The Chronicles of the 4.5 Gang opened to widespread critical acclaim upon its release.

The Indian Express hailed it as "the best Malayalam series yet," praising Krishand’s inventive storytelling and the way he redefined the gangster genre on streaming platforms.

The Hindu described the series as "clever and entertaining," highlighting its sharp writing and the director’s unique ability to balance crime and satire.

The New Indian Express called it "an audacious gangster epic told with mischief and bite," commending the ensemble cast and its daring narrative choices.

The News Minute echoed this sentiment, writing that the show is "crooked, funny, and oddly endearing," applauding its quirky tone.

According to The Times of India, the series successfully "gets its formula right," offering a refreshing take on the gangster saga format in Malayalam web content.

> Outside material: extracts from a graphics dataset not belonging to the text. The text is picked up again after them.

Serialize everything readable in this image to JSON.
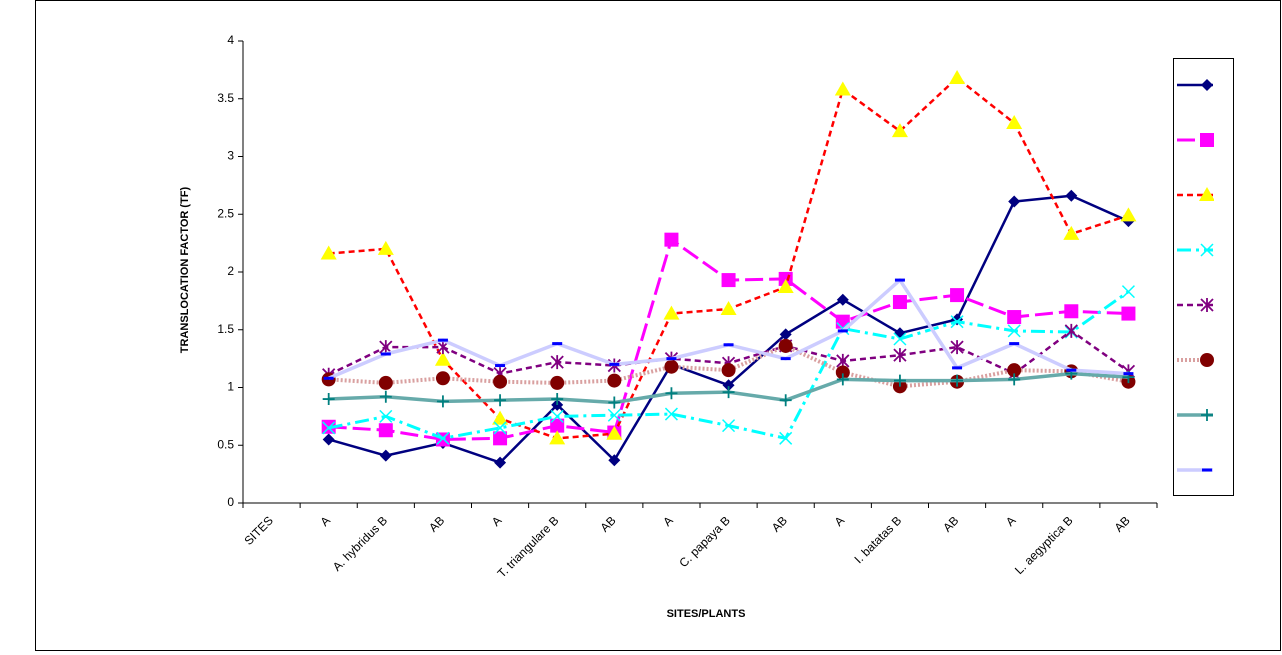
{
  "chart_data": {
    "type": "line",
    "x_label": "SITES/PLANTS",
    "y_label": "TRANSLOCATION FACTOR (TF)",
    "categories": [
      "SITES",
      "A",
      "A.  hybridus B",
      "AB",
      "A",
      "T. triangulare B",
      "AB",
      "A",
      "C. papaya B",
      "AB",
      "A",
      "I. batatas B",
      "AB",
      "A",
      "L. aegyptica B",
      "AB"
    ],
    "ylim": [
      0,
      4
    ],
    "yticks": [
      0,
      0.5,
      1,
      1.5,
      2,
      2.5,
      3,
      3.5,
      4
    ],
    "series": [
      {
        "color": "#000080",
        "marker": "diamond",
        "line_style": "solid",
        "values": [
          null,
          0.55,
          0.41,
          0.52,
          0.35,
          0.85,
          0.37,
          1.2,
          1.02,
          1.46,
          1.76,
          1.47,
          1.59,
          2.61,
          2.66,
          2.44
        ]
      },
      {
        "color": "#ff00ff",
        "marker": "square",
        "line_style": "longdash",
        "values": [
          null,
          0.66,
          0.63,
          0.55,
          0.56,
          0.67,
          0.61,
          2.28,
          1.93,
          1.94,
          1.57,
          1.74,
          1.8,
          1.61,
          1.66,
          1.64
        ]
      },
      {
        "color": "#ff0000",
        "marker_color": "#ffff00",
        "marker": "triangle",
        "line_style": "dashed",
        "values": [
          null,
          2.16,
          2.2,
          1.24,
          0.73,
          0.56,
          0.6,
          1.64,
          1.68,
          1.87,
          3.58,
          3.22,
          3.68,
          3.29,
          2.33,
          2.49
        ]
      },
      {
        "color": "#00ffff",
        "marker": "x",
        "line_style": "dashdot",
        "values": [
          null,
          0.65,
          0.75,
          0.56,
          0.65,
          0.75,
          0.76,
          0.77,
          0.67,
          0.56,
          1.51,
          1.42,
          1.57,
          1.49,
          1.48,
          1.83
        ]
      },
      {
        "color": "#800080",
        "marker": "star",
        "line_style": "dashed",
        "values": [
          null,
          1.11,
          1.35,
          1.35,
          1.12,
          1.22,
          1.19,
          1.25,
          1.21,
          1.36,
          1.23,
          1.28,
          1.35,
          1.12,
          1.49,
          1.14
        ]
      },
      {
        "color": "#d9a0a0",
        "marker_color": "#800000",
        "marker": "circle",
        "line_style": "dotted",
        "values": [
          null,
          1.07,
          1.04,
          1.08,
          1.05,
          1.04,
          1.06,
          1.18,
          1.15,
          1.36,
          1.13,
          1.01,
          1.05,
          1.15,
          1.14,
          1.05
        ]
      },
      {
        "color": "#66aaaa",
        "marker_color": "#008080",
        "marker": "plus",
        "line_style": "thick",
        "values": [
          null,
          0.9,
          0.92,
          0.88,
          0.89,
          0.9,
          0.87,
          0.95,
          0.96,
          0.89,
          1.07,
          1.06,
          1.06,
          1.07,
          1.12,
          1.09
        ]
      },
      {
        "color": "#ccccff",
        "marker_color": "#0000ff",
        "marker": "dash",
        "line_style": "thick",
        "values": [
          null,
          1.08,
          1.29,
          1.41,
          1.19,
          1.38,
          1.2,
          1.25,
          1.37,
          1.25,
          1.49,
          1.93,
          1.17,
          1.38,
          1.15,
          1.12
        ]
      }
    ]
  }
}
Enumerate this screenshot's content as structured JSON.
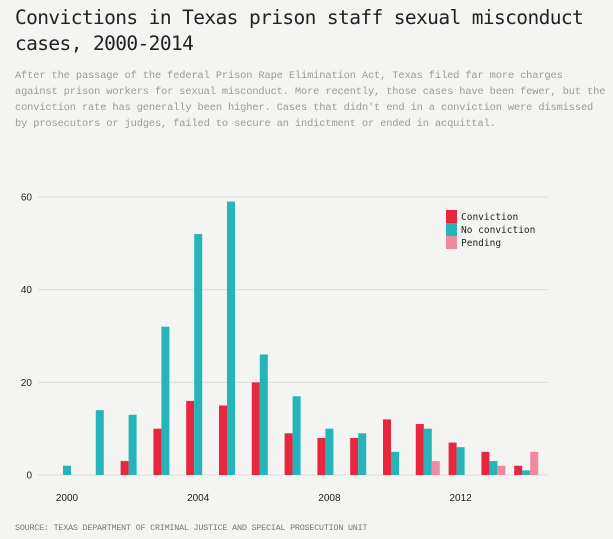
{
  "header": {
    "title": "Convictions in Texas prison staff sexual misconduct cases, 2000-2014",
    "subtitle": "After the passage of the federal Prison Rape Elimination Act, Texas filed far more charges against prison workers for sexual misconduct. More recently, those cases have been fewer, but the conviction rate has generally been higher. Cases that didn't end in a conviction were dismissed by prosecutors or judges, failed to secure an indictment or ended in acquittal."
  },
  "footer": {
    "source": "SOURCE: TEXAS DEPARTMENT OF CRIMINAL JUSTICE AND SPECIAL PROSECUTION UNIT"
  },
  "chart_data": {
    "type": "bar",
    "title": "Convictions in Texas prison staff sexual misconduct cases, 2000-2014",
    "xlabel": "",
    "ylabel": "",
    "categories": [
      2000,
      2001,
      2002,
      2003,
      2004,
      2005,
      2006,
      2007,
      2008,
      2009,
      2010,
      2011,
      2012,
      2013,
      2014
    ],
    "x_ticks": [
      "2000",
      "2004",
      "2008",
      "2012"
    ],
    "x_tick_values": [
      2000,
      2004,
      2008,
      2012
    ],
    "y_ticks": [
      "0",
      "20",
      "40",
      "60"
    ],
    "y_tick_values": [
      0,
      20,
      40,
      60
    ],
    "ylim": [
      0,
      60
    ],
    "grid": true,
    "legend_position": "top-right",
    "series": [
      {
        "name": "Conviction",
        "color": "#e8273f",
        "values": [
          0,
          0,
          3,
          10,
          16,
          15,
          20,
          9,
          8,
          8,
          12,
          11,
          7,
          5,
          2
        ]
      },
      {
        "name": "No conviction",
        "color": "#25b5b8",
        "values": [
          2,
          14,
          13,
          32,
          52,
          59,
          26,
          17,
          10,
          9,
          5,
          10,
          6,
          3,
          1
        ]
      },
      {
        "name": "Pending",
        "color": "#f08aa0",
        "values": [
          0,
          0,
          0,
          0,
          0,
          0,
          0,
          0,
          0,
          0,
          0,
          3,
          0,
          2,
          5
        ]
      }
    ]
  }
}
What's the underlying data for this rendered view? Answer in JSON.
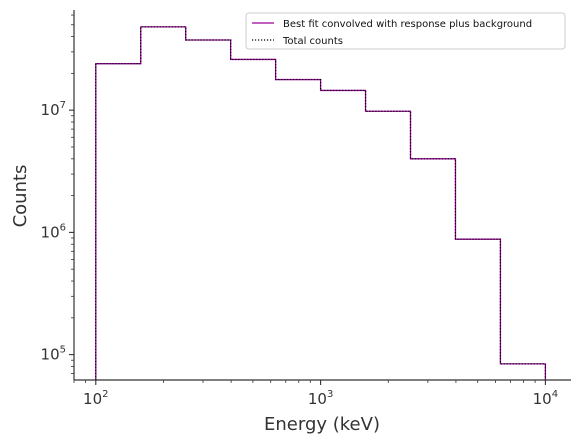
{
  "chart_data": {
    "type": "line",
    "drawstyle": "step",
    "xscale": "log",
    "yscale": "log",
    "xlabel": "Energy (keV)",
    "ylabel": "Counts",
    "xlim": [
      80,
      13000
    ],
    "ylim": [
      62000,
      66000000
    ],
    "bin_edges": [
      100,
      158.5,
      251.2,
      398.1,
      631,
      1000,
      1585,
      2512,
      3981,
      6310,
      10000
    ],
    "x_ticks": [
      {
        "value": 100,
        "base": "10",
        "exp": "2"
      },
      {
        "value": 1000,
        "base": "10",
        "exp": "3"
      },
      {
        "value": 10000,
        "base": "10",
        "exp": "4"
      }
    ],
    "y_ticks": [
      {
        "value": 100000,
        "base": "10",
        "exp": "5"
      },
      {
        "value": 1000000,
        "base": "10",
        "exp": "6"
      },
      {
        "value": 10000000,
        "base": "10",
        "exp": "7"
      }
    ],
    "series": [
      {
        "name": "Best fit convolved with response plus background",
        "color": "#990099",
        "style": "solid",
        "values": [
          24000000,
          48000000,
          37500000,
          26000000,
          17800000,
          14500000,
          9800000,
          4000000,
          880000,
          84000
        ]
      },
      {
        "name": "Total counts",
        "color": "#000000",
        "style": "dotted",
        "values": [
          24000000,
          48000000,
          37500000,
          26000000,
          17800000,
          14500000,
          9800000,
          4000000,
          880000,
          84000
        ]
      }
    ],
    "legend_position": "top-right",
    "grid": false
  }
}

The Week compared it to Gangs of Wasseypur, labeling it "Malayalam cinema’s answer" to the cult Hindi franchise, particularly admiring its scale and ambition.

OTTplay praised the series as "wacky" and "stamped with Krishand’s signature style."

Times Now described it as "an amusing series that gets its formula right."